Is it really possible to store 256GB of data on a plain A4 sheet of paper?
Yes, according to Sainul Abideen, an engineering student in India who claims his Rainbow format encoding can do it by turning the basic data into coloured geometric shapes. Abideen stated that he could store 2.7GB of data in a square inch, and up to 450GB on a large sheet of paper - which he was then photographed with.
But following huge interest in the story, Mr Abideen's claims have come under determined scrutiny across the Internet, with a broad consensus that it is in fact impossible to store that amount of information with the apparatus he has outlined. One expert has called the claims "the storage equivalent of perpetual motion".
The feasibility of the entire method boils down to the encoding system used and the technology behind a special scanner that Abideen has demonstrated. However, Abideen has so far refused to divulge any details of either, adding to the general mood of scepticism.
Techworld has spoken twice with Mr Abideen and sent a lengthy email asking questions about his claimed technology but we are, as yet, unsatisfied with the response. We're not the only ones.
Regarding the printing and scanning technology, Alex Young, director of technical marketing at RAID specialist Infortrend Europe said: "With today's laser printer technology (600 dpi or 1200 dpi), it will be hard to achieve this. Also from today's scanner technology, the scanner has to be very precise and free of dust. From the colour-matching/correction software technology, the colours have to be precise or the data might be misinterpreted."
A storage expert, Robin Harris, agreed: "Mr. Abideen has misplaced a few decimal places.
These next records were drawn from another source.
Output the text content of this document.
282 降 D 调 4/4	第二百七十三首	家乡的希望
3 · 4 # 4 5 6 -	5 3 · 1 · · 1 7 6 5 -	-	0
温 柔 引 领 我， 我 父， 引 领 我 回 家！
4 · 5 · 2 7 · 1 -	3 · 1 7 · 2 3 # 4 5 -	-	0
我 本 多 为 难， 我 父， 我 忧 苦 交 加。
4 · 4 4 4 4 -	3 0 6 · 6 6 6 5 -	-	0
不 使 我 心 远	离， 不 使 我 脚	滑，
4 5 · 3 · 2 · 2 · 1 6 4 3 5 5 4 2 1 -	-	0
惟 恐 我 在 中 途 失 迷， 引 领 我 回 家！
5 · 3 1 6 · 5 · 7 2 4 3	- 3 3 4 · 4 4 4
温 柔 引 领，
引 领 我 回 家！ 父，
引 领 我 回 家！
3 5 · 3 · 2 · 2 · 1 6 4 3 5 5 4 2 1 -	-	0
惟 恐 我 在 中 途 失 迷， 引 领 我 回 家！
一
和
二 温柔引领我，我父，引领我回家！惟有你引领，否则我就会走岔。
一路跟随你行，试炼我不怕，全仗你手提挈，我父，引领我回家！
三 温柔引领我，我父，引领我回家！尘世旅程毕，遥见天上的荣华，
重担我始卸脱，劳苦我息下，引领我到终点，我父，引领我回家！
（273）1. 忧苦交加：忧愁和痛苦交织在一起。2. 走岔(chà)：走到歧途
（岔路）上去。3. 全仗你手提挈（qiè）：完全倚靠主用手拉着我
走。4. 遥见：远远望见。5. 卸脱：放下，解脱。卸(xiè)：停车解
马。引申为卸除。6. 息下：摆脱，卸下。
Modern offset presses used to print magazines, which he suggests as a medium operate at about 300 dpi, or about 8.7 million dots on an A4 sheet, or 35 million dots with four color printing. There is no lossless way to compress 256 GB (or 2 trillion bits) of data into 35 million dots, or even 35 billion dots. It is the storage equivalent of perpetual motion."
Large numbers of Net users have also raised doubts.
An article focuses on scanning/printing technology and compression difficulties of the method outlined. Daily Tech forum commentators list a large number of problems and issues they see with the reported claims. So too do Digg, Slashdot and ITsoup.
The postings point to three types of problem overall:
- If the stored data is simply represented as bits on the page then there aren't enough reliably detectable bits, using current scanning and printing technology, to do the job.
- If there is some new method of encoding information then the computational tasks associated with encoding it and then reading it are potentially immense.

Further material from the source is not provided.